(AKRON, Ohio) — Protesters are gathering Wednesday to demand a federal investigation into the death of Jayland Walker, a 25-year-old Black man who was fatally shot after a car and foot chase by police on June 27, 2022.
“We really want the nation to know that we’re going to continue fighting for justice for Jayland,” said Jennifer Ross, the vice president of Diversity, Education & Engagement at the civil rights group the Akron Urban League, in an interview with ABC News.
The protests follow the April grand jury decision not to indict the involved officers on state criminal charges in his death.
Several local civil rights organizations — including the Akron NAACP, Freedom Bloc, and the Akron Urban League — are also demanding that the FBI investigate the patterns and practices of the Akron Police Department, develop a database detailing police misconduct nationwide, implement mandatory reporting of misconduct data and more.
They also demand that the department implement several reforms concerning traffic stop enforcement and the creation of a mental health response unit, as well as fire the eight officers involved in Walker’s death.

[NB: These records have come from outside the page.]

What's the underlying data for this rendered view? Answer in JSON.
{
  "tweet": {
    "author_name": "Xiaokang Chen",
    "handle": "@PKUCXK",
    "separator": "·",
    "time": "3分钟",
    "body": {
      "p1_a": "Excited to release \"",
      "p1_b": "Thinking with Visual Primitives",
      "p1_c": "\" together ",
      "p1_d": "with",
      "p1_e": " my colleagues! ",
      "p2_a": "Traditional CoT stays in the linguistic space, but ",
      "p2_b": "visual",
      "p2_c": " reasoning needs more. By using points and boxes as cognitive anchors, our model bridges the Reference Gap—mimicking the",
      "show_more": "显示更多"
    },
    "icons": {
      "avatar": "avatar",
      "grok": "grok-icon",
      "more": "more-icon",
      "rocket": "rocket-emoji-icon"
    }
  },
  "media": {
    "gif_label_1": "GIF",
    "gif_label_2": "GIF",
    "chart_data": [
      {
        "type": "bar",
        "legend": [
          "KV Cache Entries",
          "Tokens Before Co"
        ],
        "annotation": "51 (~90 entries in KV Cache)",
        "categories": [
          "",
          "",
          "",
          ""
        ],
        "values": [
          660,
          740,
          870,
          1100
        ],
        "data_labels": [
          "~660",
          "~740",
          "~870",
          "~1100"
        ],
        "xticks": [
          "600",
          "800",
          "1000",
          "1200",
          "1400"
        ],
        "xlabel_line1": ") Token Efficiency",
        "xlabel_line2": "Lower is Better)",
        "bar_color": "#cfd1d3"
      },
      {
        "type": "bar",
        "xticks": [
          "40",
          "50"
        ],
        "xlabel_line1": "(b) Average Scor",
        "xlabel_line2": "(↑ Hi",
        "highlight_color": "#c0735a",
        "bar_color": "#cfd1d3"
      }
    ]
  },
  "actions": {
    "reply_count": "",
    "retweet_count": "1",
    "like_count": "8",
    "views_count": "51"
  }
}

“We are going to stand with the Walker family to ensure that they receive justice, and to ensure that there doesn’t have to be another Jayland Walker in our community,” said Ross.
The officers involved in Walker’s death were on paid leave following the fatal shooting, before being brought back for administrative duty at the department amid a staffing “crisis,” according to Akron police chief Steve Mylett. The eight would remain on administrative duties for the “foreseeable future,” Mylett said in a press conference on the grand jury decision.
The Akron Police Department is conducting an internal investigation review into the shooting, with an examination of the officer’s training and instruction, policies and procedures, supervisory decisions and technical judgment, according to Mylett.
A spokesperson for Mayor Tom Sawyer’s office told ABC News that if the Department of Justice were to open up an investigation, his office would “absolutely cooperate” and said they have not yet received a list of demands from the organizations.
The night of Walker’s death
Officers in Akron, Ohio, who were involved in the incident, have said they had attempted to pull Walker over for a traffic violation and an equipment violation with his car on that fatal night. He apparently refused to stop, which set off a chase that ended in his death.
Officials said a flash of light seen in body camera footage appeared to be the muzzle flash of a gun coming from the driver’s side of Walker’s car.
At one point, Walker slowed down and jumped out of the passenger side door before the vehicle came to a full stop, according to the footage. According to the Ohio Attorney General’s Office, officers attempted to use stun guns to subdue him.
As Walker ran away from police, eight officers simultaneously fired at him, fatally shooting him. Walker had 46 gunshot wounds to his body. According to officials, the officers fired 94 shots at Walker.
His death led to protests and outrage throughout the city.
The Akron Police Department and the police union representing Akron police have not yet responded to ABC News’ request for comment.